Baksanıza İsrail'in vahşi saldırganlığını görmezden gelip İslam devletlerinden ve bilhassa Türkiye'den İran'a baskı yapmalarını, savaşı tırmandırmamasına yönelik talepte bulunmalarını ve ikna etmelerini istiyor.

Amerika, açıkça İslam ülkelerini ne devlet yerine koyuyor ne adam yerine koyuyor ne de toplum yerine koyuyor.

Amerika önce gitsin İsrail'den katliamların hesabını sorsun. "Bu kadar masum Müslümanı; çocuğu, kadını ve yaşlıyı niye öldürdün?" desin.

Kırk bin insanın ölümünü, on binlerce insanın yaralanmasını ve yüzbinlerce insanın yerinden ve yurdundan dipçik ve bomba zoruyla sürüldüğünün akıbetini sorsun. ‘İran'da, Lübnan'da ve Suriye'de Hamas ve Hizbullah liderlerini niye katlettin?’ desin.

Soramaz, diyemez, çünkü İsrail'in sel gibi akıttığı kanda parmağı ve ortaklığı vardır.

Bu cinayetlere, bu vahşetlere ve bu katliamlara ortak olduğunu bütün dünya alem biliyor.

Acaba savaşı İsrail mi tırmandırıyor yoksa İran mı tırmandırıyor? İkna edilmesi gereken İran mıdır yoksa İsrail midir?

Savaşı Ortadoğu'ya yaymaya çalışan İsrail midir yoksa İran mıdır?

45 yıldır İran'ı köşeye sıkıştırmaya çalışan hangi devletlerdir?

İsrail, Amerika ve Batı'yı arkasına alıp fırsat buldukça İran'a saldıracak ve İran da oturup bunu her defasında seyredecek, öyle mi?

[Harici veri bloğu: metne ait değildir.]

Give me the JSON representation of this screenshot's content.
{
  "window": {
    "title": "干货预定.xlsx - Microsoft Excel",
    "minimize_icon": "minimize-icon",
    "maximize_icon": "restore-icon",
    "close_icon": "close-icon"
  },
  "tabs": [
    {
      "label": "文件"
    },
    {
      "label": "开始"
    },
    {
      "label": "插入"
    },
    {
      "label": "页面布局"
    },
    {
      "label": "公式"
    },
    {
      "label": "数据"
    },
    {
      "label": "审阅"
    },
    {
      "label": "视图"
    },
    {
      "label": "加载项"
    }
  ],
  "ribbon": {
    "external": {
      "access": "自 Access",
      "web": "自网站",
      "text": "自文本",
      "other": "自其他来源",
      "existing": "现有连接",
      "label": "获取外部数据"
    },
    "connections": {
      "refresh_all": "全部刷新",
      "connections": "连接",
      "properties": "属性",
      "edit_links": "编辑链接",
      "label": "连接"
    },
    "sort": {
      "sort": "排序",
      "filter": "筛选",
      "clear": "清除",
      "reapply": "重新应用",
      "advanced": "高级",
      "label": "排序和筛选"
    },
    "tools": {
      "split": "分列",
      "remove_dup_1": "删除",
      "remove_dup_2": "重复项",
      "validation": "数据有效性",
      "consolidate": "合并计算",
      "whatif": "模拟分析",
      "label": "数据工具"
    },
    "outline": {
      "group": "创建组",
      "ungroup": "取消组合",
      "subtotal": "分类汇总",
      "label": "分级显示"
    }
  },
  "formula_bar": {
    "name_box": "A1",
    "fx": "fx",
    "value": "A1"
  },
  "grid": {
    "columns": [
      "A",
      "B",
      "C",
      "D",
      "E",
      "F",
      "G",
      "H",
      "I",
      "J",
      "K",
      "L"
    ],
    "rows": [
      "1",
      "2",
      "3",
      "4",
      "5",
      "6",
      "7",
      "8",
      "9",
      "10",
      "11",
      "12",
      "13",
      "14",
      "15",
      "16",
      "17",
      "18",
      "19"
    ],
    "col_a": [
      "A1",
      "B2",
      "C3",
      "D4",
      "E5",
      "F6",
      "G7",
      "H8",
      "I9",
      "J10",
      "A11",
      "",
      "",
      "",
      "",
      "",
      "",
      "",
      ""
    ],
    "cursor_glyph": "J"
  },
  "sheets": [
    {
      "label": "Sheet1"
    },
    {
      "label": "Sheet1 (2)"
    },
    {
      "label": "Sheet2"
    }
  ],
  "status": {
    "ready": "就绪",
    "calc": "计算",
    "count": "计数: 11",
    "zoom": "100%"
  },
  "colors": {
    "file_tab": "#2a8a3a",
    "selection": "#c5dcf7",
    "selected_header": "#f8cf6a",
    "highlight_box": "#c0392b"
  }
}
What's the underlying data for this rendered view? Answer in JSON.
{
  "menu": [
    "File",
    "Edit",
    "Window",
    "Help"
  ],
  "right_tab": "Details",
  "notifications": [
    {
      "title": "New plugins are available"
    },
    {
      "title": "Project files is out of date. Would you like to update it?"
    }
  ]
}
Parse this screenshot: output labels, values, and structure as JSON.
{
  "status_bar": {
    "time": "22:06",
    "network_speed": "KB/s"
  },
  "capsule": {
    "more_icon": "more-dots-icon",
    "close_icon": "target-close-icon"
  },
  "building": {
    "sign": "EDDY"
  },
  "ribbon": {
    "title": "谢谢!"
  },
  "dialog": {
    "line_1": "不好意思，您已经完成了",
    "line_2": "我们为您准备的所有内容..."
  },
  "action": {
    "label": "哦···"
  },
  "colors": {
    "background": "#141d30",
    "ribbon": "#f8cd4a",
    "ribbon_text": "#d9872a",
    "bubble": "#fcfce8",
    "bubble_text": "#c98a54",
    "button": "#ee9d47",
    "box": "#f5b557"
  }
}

Son suikastlar işaret etmektedir ki, İran'ın devlet adamlarını helikopter kazası süsü vererek öldürten bu melun iki devlettir. Ortada kuvvetli emarelerin olduğuna dair söylentiler az değildir.

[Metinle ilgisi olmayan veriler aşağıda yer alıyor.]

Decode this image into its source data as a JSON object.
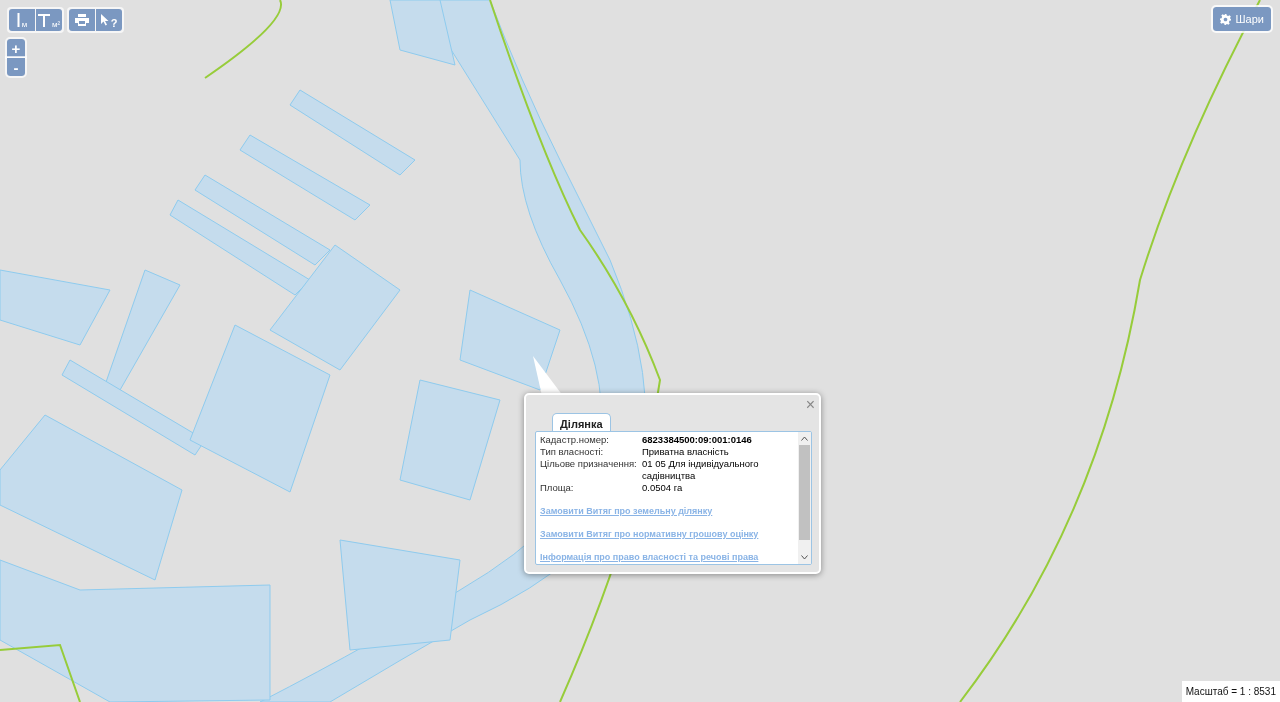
{
  "toolbar": {
    "groups": [
      [
        {
          "kind": "measure-length",
          "unit": "м"
        },
        {
          "kind": "measure-area",
          "unit": "м²"
        }
      ],
      [
        {
          "kind": "print"
        },
        {
          "kind": "identify",
          "unit": "?"
        }
      ]
    ]
  },
  "zoom": {
    "in": "+",
    "out": "-"
  },
  "layers_button": {
    "label": "Шари"
  },
  "popup": {
    "tab": {
      "label": "Ділянка",
      "selected": true
    },
    "close": "×",
    "fields": [
      {
        "label": "Кадастр.номер:",
        "value": "6823384500:09:001:0146",
        "bold": true
      },
      {
        "label": "Тип власності:",
        "value": "Приватна власність",
        "bold": false
      },
      {
        "label": "Цільове призначення:",
        "value": "01 05 Для індивідуального садівництва",
        "bold": false
      },
      {
        "label": "Площа:",
        "value": "0.0504 га",
        "bold": false
      }
    ],
    "links": [
      "Замовити Витяг про земельну ділянку",
      "Замовити Витяг про нормативну грошову оцінку",
      "Інформація про право власності та речові права"
    ]
  },
  "scale": "Масштаб = 1 : 8531"
}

Bütün kuşkular bu iki devlet üzerinde yoğunlaşmaktadır.

Hal böyle iken, hâlâ kalkıp İran'ı savaşı yaymakla suçlamak ve buradan hareketle Türkiye'den İran'ı ikna etmesini ve yatıştırmasını istemek; tam bir tavşana kaç, tazıya tut taktiğidir! Yani bunun açıklaması şudur: "Ben vursam da kırsam da katliam ve soykırım yapsam da sen bir şey demeyeceksin. Oturup seyredeceksin."

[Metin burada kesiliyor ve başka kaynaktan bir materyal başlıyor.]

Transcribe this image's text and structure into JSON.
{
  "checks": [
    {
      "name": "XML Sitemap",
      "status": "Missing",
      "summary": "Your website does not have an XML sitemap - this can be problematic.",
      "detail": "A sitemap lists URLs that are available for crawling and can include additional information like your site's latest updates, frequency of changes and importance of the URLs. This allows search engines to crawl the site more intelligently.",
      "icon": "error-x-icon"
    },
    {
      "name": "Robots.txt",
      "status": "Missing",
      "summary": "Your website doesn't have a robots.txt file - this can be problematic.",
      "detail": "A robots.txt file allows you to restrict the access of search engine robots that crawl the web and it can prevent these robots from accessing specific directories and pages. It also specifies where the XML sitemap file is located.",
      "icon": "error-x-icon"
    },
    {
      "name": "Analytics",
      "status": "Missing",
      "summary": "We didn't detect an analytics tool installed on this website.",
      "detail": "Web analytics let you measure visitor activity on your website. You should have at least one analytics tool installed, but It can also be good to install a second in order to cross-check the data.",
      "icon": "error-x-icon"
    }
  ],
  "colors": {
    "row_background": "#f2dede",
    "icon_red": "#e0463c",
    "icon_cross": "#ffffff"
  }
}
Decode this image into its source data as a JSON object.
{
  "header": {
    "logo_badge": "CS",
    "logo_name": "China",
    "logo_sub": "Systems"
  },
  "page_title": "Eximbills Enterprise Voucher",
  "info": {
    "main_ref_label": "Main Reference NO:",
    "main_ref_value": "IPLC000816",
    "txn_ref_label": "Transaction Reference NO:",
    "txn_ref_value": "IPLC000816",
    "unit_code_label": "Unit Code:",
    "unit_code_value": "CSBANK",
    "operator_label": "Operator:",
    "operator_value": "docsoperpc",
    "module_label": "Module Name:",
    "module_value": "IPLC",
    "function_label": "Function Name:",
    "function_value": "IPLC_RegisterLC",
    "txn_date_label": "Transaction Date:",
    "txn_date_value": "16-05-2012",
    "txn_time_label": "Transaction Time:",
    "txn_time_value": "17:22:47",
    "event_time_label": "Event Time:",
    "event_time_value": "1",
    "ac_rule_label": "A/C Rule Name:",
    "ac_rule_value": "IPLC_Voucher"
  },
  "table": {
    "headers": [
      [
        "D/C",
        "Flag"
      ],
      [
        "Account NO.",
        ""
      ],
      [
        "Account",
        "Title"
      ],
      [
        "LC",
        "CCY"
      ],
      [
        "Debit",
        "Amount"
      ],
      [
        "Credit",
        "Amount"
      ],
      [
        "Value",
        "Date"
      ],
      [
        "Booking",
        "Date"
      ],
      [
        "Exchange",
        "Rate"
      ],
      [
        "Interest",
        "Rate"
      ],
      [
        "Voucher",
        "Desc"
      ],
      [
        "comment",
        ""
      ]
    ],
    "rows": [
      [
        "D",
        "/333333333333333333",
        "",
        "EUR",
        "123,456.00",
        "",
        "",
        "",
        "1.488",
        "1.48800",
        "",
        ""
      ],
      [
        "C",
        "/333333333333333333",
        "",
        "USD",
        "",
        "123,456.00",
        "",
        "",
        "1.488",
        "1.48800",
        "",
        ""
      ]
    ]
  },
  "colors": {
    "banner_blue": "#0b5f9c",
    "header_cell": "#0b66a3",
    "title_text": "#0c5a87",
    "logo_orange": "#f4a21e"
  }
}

Amerika, şamar oğlanı yaptığı, köle evezine kullandığı Arap ülkelerine bunu reva görebilir ama İran’a asla...

Zira İran toplumunun hangi gelenekten geldiğini çok iyi biliyor.

Karşılarında, gerektiğinde zalimlere karşı başkaldırmasını bilen bilinçli ve onurlu bir toplum vardır.

Sadece zamanı ve zemini beklenmektedir!